2023 yılında Hawaii Üniversitesi’nden Christopher Bae ve Çin Bilimler Akademisi’nden Xiujie Wu, Xujiayao’da bulunan hominin fosillerini inceledi ve bu bireylerin Homo juluensis olarak isimlendirilmesini istedi. Bu fosiller, çağdaş insanlara, Denisovalılara ve Neandertallere mahsus özellikler taşıyan büyük kafataslarıyla dikkat çekiyor.
HOMO JULUENSİS’İN ÖZELLİKLERİ
Bu tıp, yaklaşık 220 bin ila 100 bin yıl evvel yaşamış ve büyük beyin hacmi ile kalın kemik yapılarıyla öne çıkıyor. Xujiayao’da yapılan hafriyatlarda 10 bireye ilişkin fosiller ile 10 binden fazla taş alet bulundu. Fosillerin özellikleri, bu popülasyonun farklı hominin cinsleri ortasında genetik alışveriş sonucu ortaya çıktığını ve Asya’daki insan evriminde hibridizasyonun kıymetli bir rol oynadığını gösteriyor.

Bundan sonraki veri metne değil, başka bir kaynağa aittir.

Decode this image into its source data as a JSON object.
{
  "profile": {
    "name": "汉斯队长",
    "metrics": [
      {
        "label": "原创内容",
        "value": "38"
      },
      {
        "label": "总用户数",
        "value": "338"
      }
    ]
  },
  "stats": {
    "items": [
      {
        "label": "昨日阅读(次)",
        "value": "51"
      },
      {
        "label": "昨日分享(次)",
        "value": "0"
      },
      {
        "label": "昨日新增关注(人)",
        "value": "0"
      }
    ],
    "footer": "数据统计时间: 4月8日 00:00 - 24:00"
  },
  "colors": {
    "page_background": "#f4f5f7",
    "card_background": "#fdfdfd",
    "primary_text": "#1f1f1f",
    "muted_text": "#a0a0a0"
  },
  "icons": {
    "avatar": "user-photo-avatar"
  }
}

BİLİMSEL TARTIŞMALAR VE YENİ TIP İSMİ
Homo juluensis şimdi tüm bilim dünyasında kabul görmüş değil. Londra Tabiat Tarihi Müzesi’nden Chris Stringer, bu çeşidin Homo longi ile örtüşebileceğini belirtirken, Wisconsin Üniversitesi’nden paleoantropolog John Hawks, bu isimlendirmenin fosil kayıtlarını daha güzel sınıflandırmaya yardımcı olacağını savunuyor.
Xiujie Wu ise bu yeni tıp isimlendirmesinin Asya’daki fosil kayıtlarını netleştirdiğini ve bilimsel bağlantısı kolaylaştırdığını söz ediyor.